Ainsi donc ce cliché est de Jim Marshall, évidemment, le mec dans les pompes de qui tous les photographes de rock auraient voulu être. Marshall a tout fait, tout vu, tout tenté, tout expérimenté, avant tout le monde. Quand on regarde son œuvre, on se sent minable, rien, nibbe, niante, que dalle, tellement c’est beau, tellement c’est visuellement puissant. Bon, en même temps, quand tu as grandi dans le quartier du Fillmore de Frisco, que tu as couvert Woodstock, shooté le plus célèbre gaucher de l’histoire de la pop music cramant sa Fender ou les sales riffs du bondissant Pete Townsend, tapé les Beatles à Candelstick Park, que tu as signé des pochettes cultissimes, de Jefferson Airplane à Allman Brothers band, ça calme. Ou bien quand tu as accompagné Johnny Cash à la prison de San Quentin, le 24 février 1969. Juste avant le concert, tu lui as dit : « John, faisons une photo pour le directeur de la prison ! » Alors Johnny Cash s’est tourné vers toi et t’a offert ce splendide « flip the bird ». Cette photo incarne merveilleusement une époque, la fin des années soixante, la fin d’une longue période bercée d’illusions aussi.

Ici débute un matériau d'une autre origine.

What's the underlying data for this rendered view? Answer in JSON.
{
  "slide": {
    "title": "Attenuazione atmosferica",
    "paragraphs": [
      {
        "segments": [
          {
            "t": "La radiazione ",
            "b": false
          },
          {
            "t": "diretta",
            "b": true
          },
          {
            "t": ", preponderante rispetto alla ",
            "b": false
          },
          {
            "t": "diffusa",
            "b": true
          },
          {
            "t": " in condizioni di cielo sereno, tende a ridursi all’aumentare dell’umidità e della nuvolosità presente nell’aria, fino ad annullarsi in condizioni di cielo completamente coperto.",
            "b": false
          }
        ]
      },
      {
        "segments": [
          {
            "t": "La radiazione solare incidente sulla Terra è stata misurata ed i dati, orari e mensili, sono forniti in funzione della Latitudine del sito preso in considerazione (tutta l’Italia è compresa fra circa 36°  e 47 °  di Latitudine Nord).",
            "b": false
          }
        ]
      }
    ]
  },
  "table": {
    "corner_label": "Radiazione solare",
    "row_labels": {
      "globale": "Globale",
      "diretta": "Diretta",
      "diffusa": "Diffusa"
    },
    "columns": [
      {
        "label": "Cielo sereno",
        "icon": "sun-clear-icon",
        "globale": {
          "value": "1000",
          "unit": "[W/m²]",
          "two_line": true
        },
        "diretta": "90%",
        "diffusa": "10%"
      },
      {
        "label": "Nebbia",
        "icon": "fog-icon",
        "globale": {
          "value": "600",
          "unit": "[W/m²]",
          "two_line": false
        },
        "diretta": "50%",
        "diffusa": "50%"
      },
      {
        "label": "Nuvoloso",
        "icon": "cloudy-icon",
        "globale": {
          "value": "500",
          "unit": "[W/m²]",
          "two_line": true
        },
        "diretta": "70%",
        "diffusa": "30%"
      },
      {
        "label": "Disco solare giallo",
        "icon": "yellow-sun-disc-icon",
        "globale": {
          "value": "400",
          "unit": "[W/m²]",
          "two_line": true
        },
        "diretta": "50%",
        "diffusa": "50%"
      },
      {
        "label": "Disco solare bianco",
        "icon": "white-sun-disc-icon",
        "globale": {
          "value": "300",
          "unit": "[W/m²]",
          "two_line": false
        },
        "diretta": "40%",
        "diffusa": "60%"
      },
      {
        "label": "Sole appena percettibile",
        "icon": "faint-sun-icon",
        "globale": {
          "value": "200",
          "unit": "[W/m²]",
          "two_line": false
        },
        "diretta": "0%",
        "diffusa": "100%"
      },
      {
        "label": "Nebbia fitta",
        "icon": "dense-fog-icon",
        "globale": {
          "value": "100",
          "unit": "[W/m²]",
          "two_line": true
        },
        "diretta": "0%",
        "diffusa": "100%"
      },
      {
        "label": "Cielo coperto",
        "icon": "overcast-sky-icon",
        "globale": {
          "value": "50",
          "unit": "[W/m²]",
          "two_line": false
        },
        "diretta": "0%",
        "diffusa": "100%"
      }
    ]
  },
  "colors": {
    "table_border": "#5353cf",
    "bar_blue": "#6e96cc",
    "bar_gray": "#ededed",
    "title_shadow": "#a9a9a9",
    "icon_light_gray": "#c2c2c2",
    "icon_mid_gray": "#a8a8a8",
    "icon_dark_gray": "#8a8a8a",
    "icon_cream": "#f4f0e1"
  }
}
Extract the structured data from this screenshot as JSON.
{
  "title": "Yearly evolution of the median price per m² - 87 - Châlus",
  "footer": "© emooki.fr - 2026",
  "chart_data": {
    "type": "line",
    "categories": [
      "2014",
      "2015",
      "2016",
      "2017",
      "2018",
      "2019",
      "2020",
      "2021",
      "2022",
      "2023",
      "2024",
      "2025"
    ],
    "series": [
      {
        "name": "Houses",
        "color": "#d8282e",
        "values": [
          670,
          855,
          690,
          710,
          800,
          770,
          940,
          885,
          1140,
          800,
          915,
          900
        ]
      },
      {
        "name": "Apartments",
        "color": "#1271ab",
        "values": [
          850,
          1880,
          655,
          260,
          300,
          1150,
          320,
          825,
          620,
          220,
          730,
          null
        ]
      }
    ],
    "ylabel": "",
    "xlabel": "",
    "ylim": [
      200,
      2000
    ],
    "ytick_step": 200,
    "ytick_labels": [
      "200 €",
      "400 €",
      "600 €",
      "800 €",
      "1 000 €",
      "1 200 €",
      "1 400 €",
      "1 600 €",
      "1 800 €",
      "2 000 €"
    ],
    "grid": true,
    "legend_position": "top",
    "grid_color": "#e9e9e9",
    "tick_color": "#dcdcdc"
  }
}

Marshall a dit de ce cliché qu’il était l’un de ceux qui avait été le plus copié dans l’histoire de la photographie mondiale. Un peu comme le cliché d’Einstein tirant la langue, un autre marque d’irrespect notoire, mais ce n’est pas là le seul point commun entre les deux clichés. L’un comme l’autre ont été recadrés, de leur format d’origine au format portrait. Pour ne garder que l’essentiel, sans doute. Des clichés qui se sont dilués, avec le temps et qui sont devenus des objets de culte. Jim Marshall s’est endormi, au printemps 2010, emportant avec lui ses souvenirs, le tout début des années soixante quand il traînait son Leica M2 dans les coulisses du Jazz Workshop de San Francisco, qu’il rencontrait par hasard un certain John Coltrane qui avait perdu son chemin. Jim lui avait proposé de l’accompagner à condition de pouvoir faire des photos de lui. Coltrane avait accepté. La légende de Jim Marshall écrivait son premier chapitre.
• photo : Johnny Cash flipping the bird par Jim Marshall (1936-2010)
Laurent dit
Superbe texte, j’aime les histoires comme ça! Merci Hervé!